# Methods to Create Learning and Testing Envoirnment for Classification models

Broadly, classificaition models works in majorly two steps namely, learning and testing. Where the learning phase is used to train the classification model whereas, performance of the trained model is evaluated during testing phase. In order to design these steps, the given data set is divided into training and test sets. The key difference between these two subsets of data set is that the information on class labels is provided to the model whereas, in test set the class labels are hidden from the model. 

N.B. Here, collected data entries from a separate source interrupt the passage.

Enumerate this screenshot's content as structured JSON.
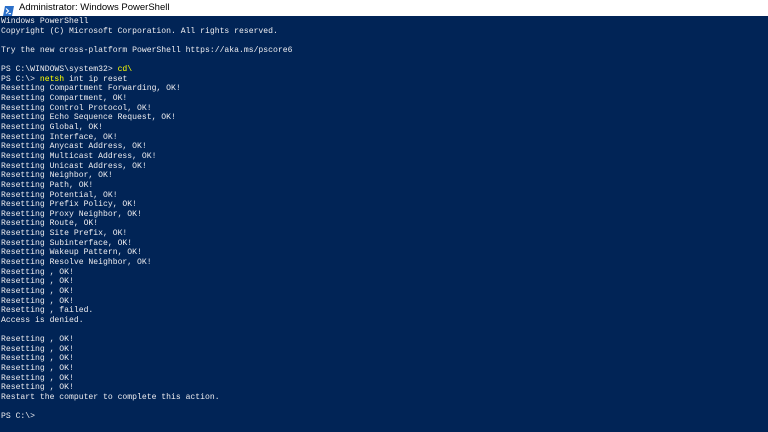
{
  "window": {
    "title": "Administrator: Windows PowerShell",
    "icon": "powershell-icon",
    "background_color": "#012456",
    "text_color": "#eeedf0",
    "command_color": "#ffff00"
  },
  "console": {
    "lines": [
      {
        "kind": "out",
        "text": "Windows PowerShell"
      },
      {
        "kind": "out",
        "text": "Copyright (C) Microsoft Corporation. All rights reserved."
      },
      {
        "kind": "out",
        "text": ""
      },
      {
        "kind": "out",
        "text": "Try the new cross-platform PowerShell https://aka.ms/pscore6"
      },
      {
        "kind": "out",
        "text": ""
      },
      {
        "kind": "cmd",
        "prompt": "PS C:\\WINDOWS\\system32> ",
        "command": "cd\\",
        "args": ""
      },
      {
        "kind": "cmd",
        "prompt": "PS C:\\> ",
        "command": "netsh",
        "args": " int ip reset"
      },
      {
        "kind": "out",
        "text": "Resetting Compartment Forwarding, OK!"
      },
      {
        "kind": "out",
        "text": "Resetting Compartment, OK!"
      },
      {
        "kind": "out",
        "text": "Resetting Control Protocol, OK!"
      },
      {
        "kind": "out",
        "text": "Resetting Echo Sequence Request, OK!"
      },
      {
        "kind": "out",
        "text": "Resetting Global, OK!"
      },
      {
        "kind": "out",
        "text": "Resetting Interface, OK!"
      },
      {
        "kind": "out",
        "text": "Resetting Anycast Address, OK!"
      },
      {
        "kind": "out",
        "text": "Resetting Multicast Address, OK!"
      },
      {
        "kind": "out",
        "text": "Resetting Unicast Address, OK!"
      },
      {
        "kind": "out",
        "text": "Resetting Neighbor, OK!"
      },
      {
        "kind": "out",
        "text": "Resetting Path, OK!"
      },
      {
        "kind": "out",
        "text": "Resetting Potential, OK!"
      },
      {
        "kind": "out",
        "text": "Resetting Prefix Policy, OK!"
      },
      {
        "kind": "out",
        "text": "Resetting Proxy Neighbor, OK!"
      },
      {
        "kind": "out",
        "text": "Resetting Route, OK!"
      },
      {
        "kind": "out",
        "text": "Resetting Site Prefix, OK!"
      },
      {
        "kind": "out",
        "text": "Resetting Subinterface, OK!"
      },
      {
        "kind": "out",
        "text": "Resetting Wakeup Pattern, OK!"
      },
      {
        "kind": "out",
        "text": "Resetting Resolve Neighbor, OK!"
      },
      {
        "kind": "out",
        "text": "Resetting , OK!"
      },
      {
        "kind": "out",
        "text": "Resetting , OK!"
      },
      {
        "kind": "out",
        "text": "Resetting , OK!"
      },
      {
        "kind": "out",
        "text": "Resetting , OK!"
      },
      {
        "kind": "out",
        "text": "Resetting , failed."
      },
      {
        "kind": "out",
        "text": "Access is denied."
      },
      {
        "kind": "out",
        "text": ""
      },
      {
        "kind": "out",
        "text": "Resetting , OK!"
      },
      {
        "kind": "out",
        "text": "Resetting , OK!"
      },
      {
        "kind": "out",
        "text": "Resetting , OK!"
      },
      {
        "kind": "out",
        "text": "Resetting , OK!"
      },
      {
        "kind": "out",
        "text": "Resetting , OK!"
      },
      {
        "kind": "out",
        "text": "Resetting , OK!"
      },
      {
        "kind": "out",
        "text": "Restart the computer to complete this action."
      },
      {
        "kind": "out",
        "text": ""
      },
      {
        "kind": "cmd",
        "prompt": "PS C:\\>",
        "command": "",
        "args": ""
      }
    ]
  }
}
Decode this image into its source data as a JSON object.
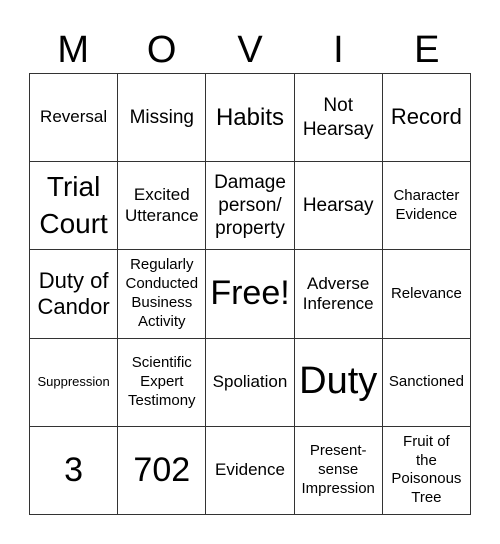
{
  "header": [
    "M",
    "O",
    "V",
    "I",
    "E"
  ],
  "cells": [
    [
      "Reversal",
      "Missing",
      "Habits",
      "Not Hearsay",
      "Record"
    ],
    [
      "Trial Court",
      "Excited Utterance",
      "Damage person/ property",
      "Hearsay",
      "Character Evidence"
    ],
    [
      "Duty of Candor",
      "Regularly Conducted Business Activity",
      "Free!",
      "Adverse Inference",
      "Relevance"
    ],
    [
      "Suppression",
      "Scientific Expert Testimony",
      "Spoliation",
      "Duty",
      "Sanctioned"
    ],
    [
      "3",
      "702",
      "Evidence",
      "Present-sense Impression",
      "Fruit of the Poisonous Tree"
    ]
  ]
}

There are different techniques that can use the given data set to create robust learning the and create useful estimates of performance of the classification models. Below are useful techniques

1. Hold-out

Under Hold-out method, given data set is randomly divided into training set(70-80%) and test set (30-20%). The training data set is used to train the model and the trained model is tested is on test data set using evaluation metrices such as accuracy, confusion matrix, precision, recall and more. 

Key features of  Hold-out technique

1. It is the simplest method to train and test any classification model. The size of split 
can depend on the size and specifics of the data set. Although (70-30)% is common split 
setting.

2. Using Hold-out, the algorithm evaluation is fast. 

3. It is suitable for large data sets where there is strong evidence that both the slipts 
of the data are true representative of the underlying domain.

4. The major downside of Hold-out method is that the model trained can be a high variance 
model. It is for the reason that model training is done on only one sample of training 
data. This kind of learning where only one sample is given to the model to train may 
not develop a robut learning. A robust/ low variance model do not fluctuate much in 
performance whereas, high variance model indicates less stability in terms of 
performance. This method does not allow a exhaustive learning of the model. 




2. Repeated Hold-out

This is the variation of Hold-out method. Where instead of making one sample set of training and test sets, we create n sample sets of traning and test sets. Where n is entered by the user. The model is trained and tested on each sample set and performance is evaluated. This way, we get performance of the model on n different sample inputs. The average performance of the model can be evaluated by taking average of performances on different runs. 

Key features of  Repeated Hold-out technique

1. It is suitable for large data sets.

2. Repeated Hold-out helps to produce low variance model( because of differnt n training 
samples are used for learning).

3.  The major downside of this method is that creation of n samples of training and test 
sets from the same data set may produce repititions in train and test splits. 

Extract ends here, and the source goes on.